U.S. crude futures settled down 9 cents at $34.57.
"We expect crude to retrace to the $30 per barrel range," Vikas Dwivedi, analyst at Macquarie Capital, said. He added that the market's rebound was "too early," discounting rapidly rising inventories.
In under two months, Brent and U.S. crude futures have risen more than 30 percent from 12-year lows of between $26 and $27.
The rally was fueled by pledges from the Organization of the Petroleum Exporting Countries to work with other major oil producers to freeze production at January's highs.
Some members of OPEC plan to meet other oil producers in Russia around March 20 for new talks on the freeze, Nigeria's petroleum minister said, forecasting the meeting would spark a dramatic reaction in crude prices.
"Both the Saudis and the Russians, everybody is coming back to the table," minister Emmanuel Ibe Kachikwu told a conference in Abuja. "I think we're very humbled today to accept that if we get to a price of $50, it will be celebrated. That's a target that we have."
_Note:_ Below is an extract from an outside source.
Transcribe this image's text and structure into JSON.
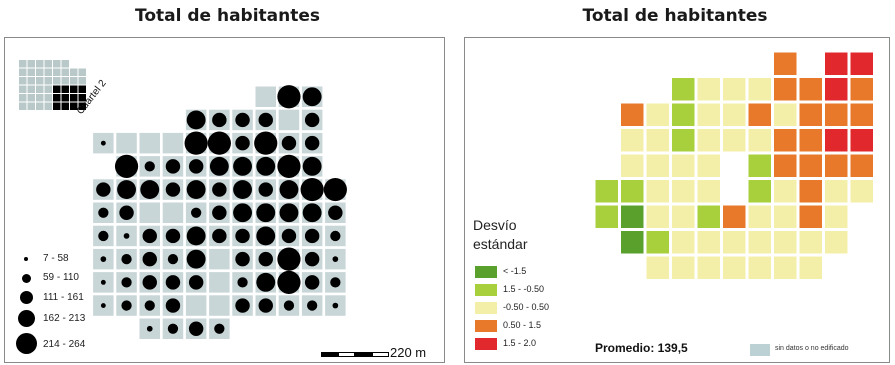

A Gulf OPEC delegate said no decision on the date or venue of a meeting has been made yet, although the Gulf countries prefer that it would be held in the first half of April, and preferably in Doha, or some other Gulf city.
The Relative Strength Index (RSI) in U.S. crude futures stood above 60 on Thursday, heading toward the overbought level of 70, Reuters data showed. The RSI was below the oversold level of 30 on Jan. 20.
Brent's open interest was, meanwhile, at a record high of nearly 518,000 contracts, indicating heavy speculative buying, traders said.
"Many are convinced the market has bottomed," said Pete Donovan, broker at Liquidity Energy in New York. "Cautiously constructive opinions are becoming more prevalent."